President-elect Barack Obama announced the people he plans to nominate for a variety of positions in his administration earlier today. Oddly enough, it appears that he is going to pay Hillary Rodham Clinton less to serve as Secretary of State than he would just about anyone else for the same job. (See the "Saxbe fix" discussion in the previous link. And should we really be surprised that a "living Constitution" proponent would find ways to get around inconvenient clauses?)
Former Marine commandant Gen. James Jones will serve as Obama's National Security adviser -- a job he might very likely have received no matter who was elected last month. Jones is reportedly closer to former Naval aviator John McCain than he is to Obama.
Bush Defense Secretary Robert Gates will stay on. This should throw the left into a tizzy. It also makes one wonder whether Obama has any principles of his own other than his own advancement. Has his time in the sewer of leftist Chicago politics just been a way to advance? Was his presidential campaign of "change" and attacking the Bush administration's foreign policy just a charade to get the left behind him?

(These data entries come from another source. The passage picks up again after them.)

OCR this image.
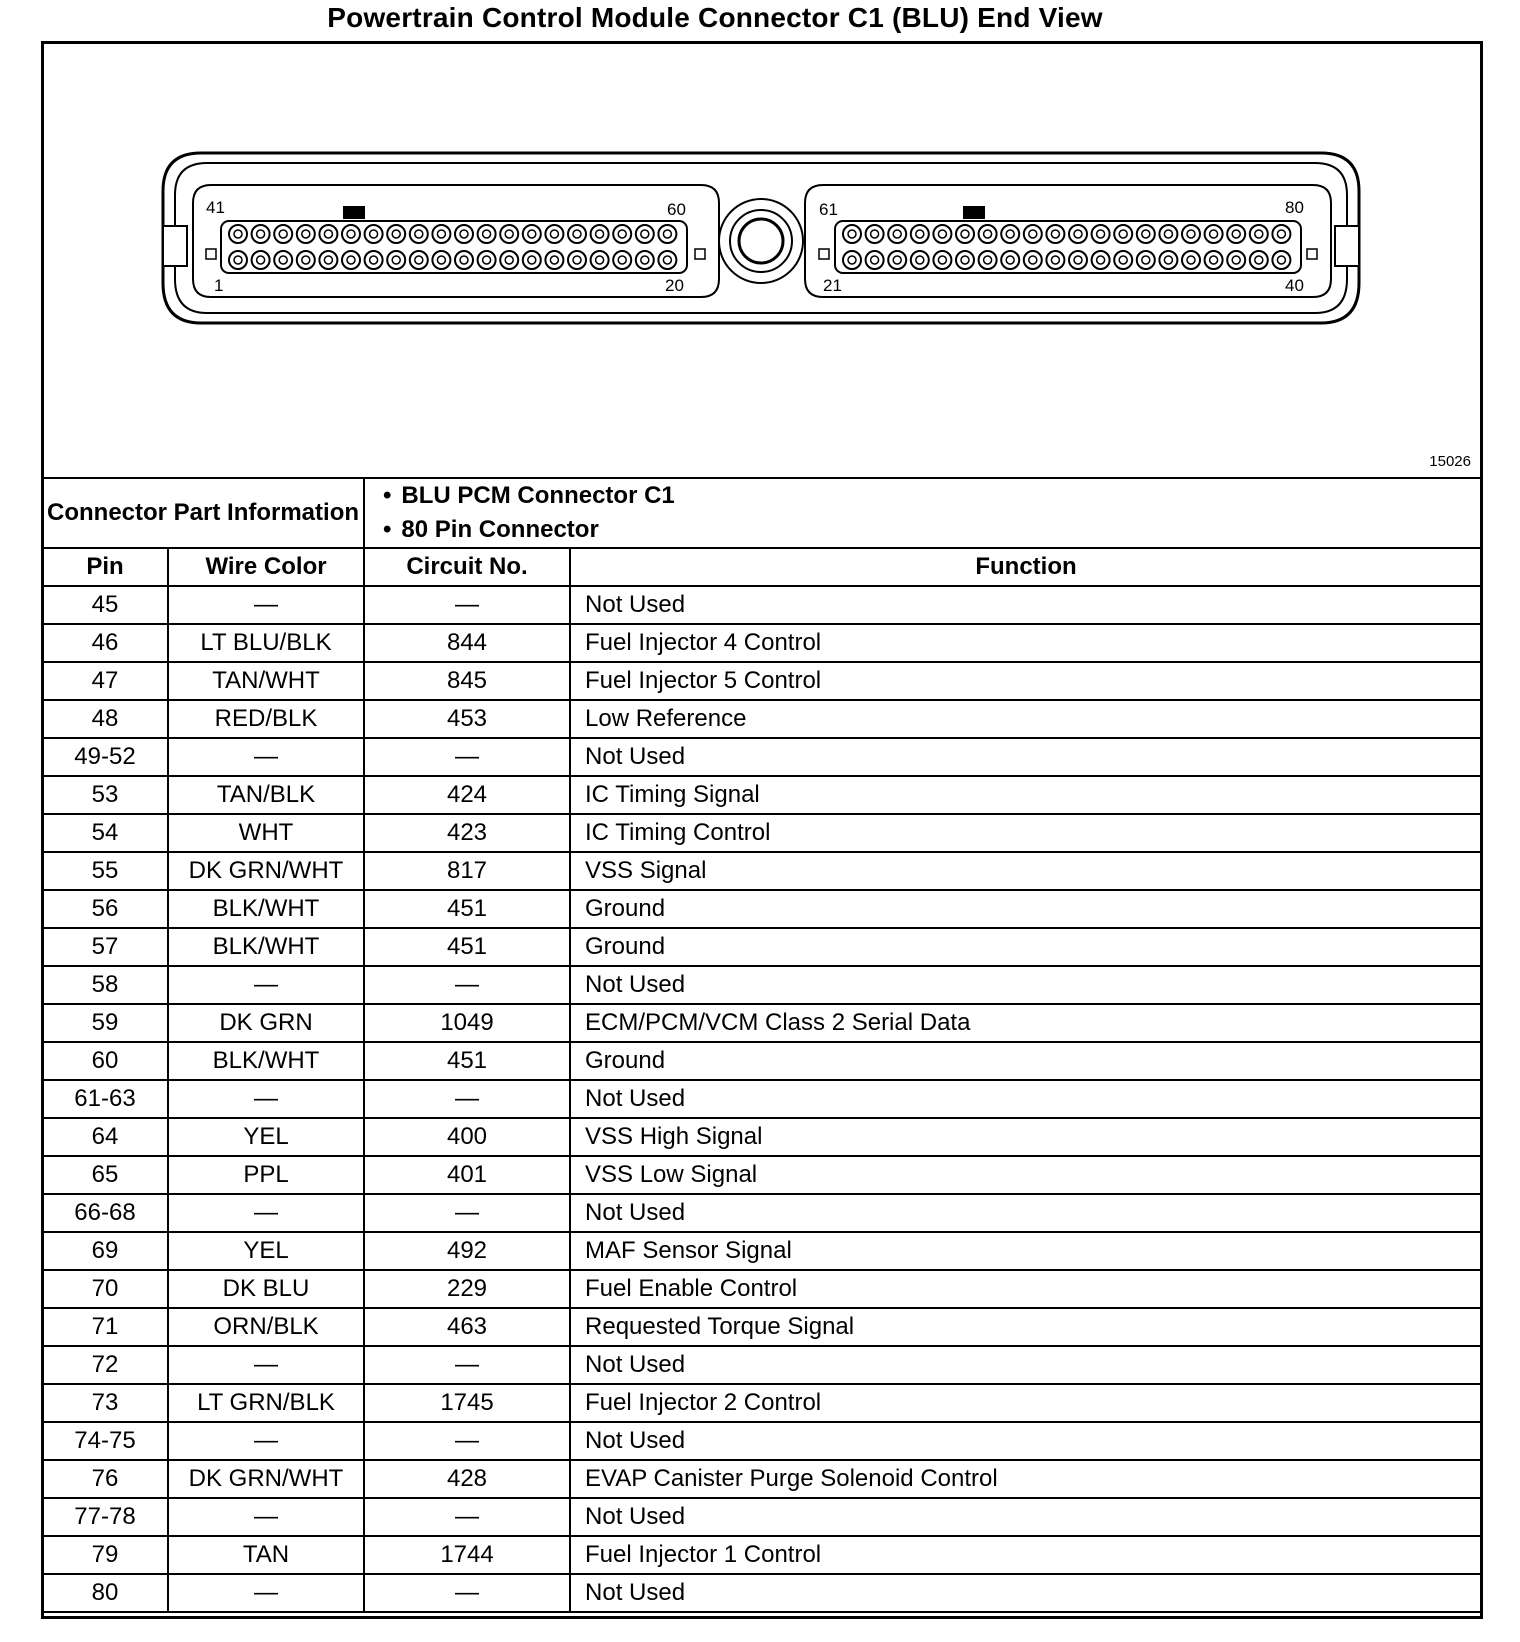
Powertrain Control Module Connector C1 (BLU) End View
41	60
1	20
61	80
21	40
15026
Connector Part Information		• BLU PCM Connector C1
• 80 Pin Connector

Pin	Wire Color	Circuit No.	Function
45	—	—	Not Used
46	LT BLU/BLK	844	Fuel Injector 4 Control
47	TAN/WHT	845	Fuel Injector 5 Control
48	RED/BLK	453	Low Reference
49-52	—	—	Not Used
53	TAN/BLK	424	IC Timing Signal
54	WHT	423	IC Timing Control
55	DK GRN/WHT	817	VSS Signal
56	BLK/WHT	451	Ground
57	BLK/WHT	451	Ground
58	—	—	Not Used
59	DK GRN	1049	ECM/PCM/VCM Class 2 Serial Data
60	BLK/WHT	451	Ground
61-63	—	—	Not Used
64	YEL	400	VSS High Signal
65	PPL	401	VSS Low Signal
66-68	—	—	Not Used
69	YEL	492	MAF Sensor Signal
70	DK BLU	229	Fuel Enable Control
71	ORN/BLK	463	Requested Torque Signal
72	—	—	Not Used
73	LT GRN/BLK	1745	Fuel Injector 2 Control
74-75	—	—	Not Used
76	DK GRN/WHT	428	EVAP Canister Purge Solenoid Control
77-78	—	—	Not Used
79	TAN	1744	Fuel Injector 1 Control
80	—	—	Not Used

As one TV pundit said earlier today, with the exception of Clinton, these appointments aren't much different than a McCain team would look like. McCain likely would've nominated Joe Lieberman to Secretary of State (I don't believe Lieberman, re-elected in 2006 would have an Emoluments clause problem). Lieberman is virtually indistinguishable from Clinton on foreign policy issues -- on rhetoric she's like the rest of the Democratic caucus -- simply anti-Bush for the sake of being anti-Bush.
The good news appears to be that Obama won't lose a war in Iraq that Bush has won.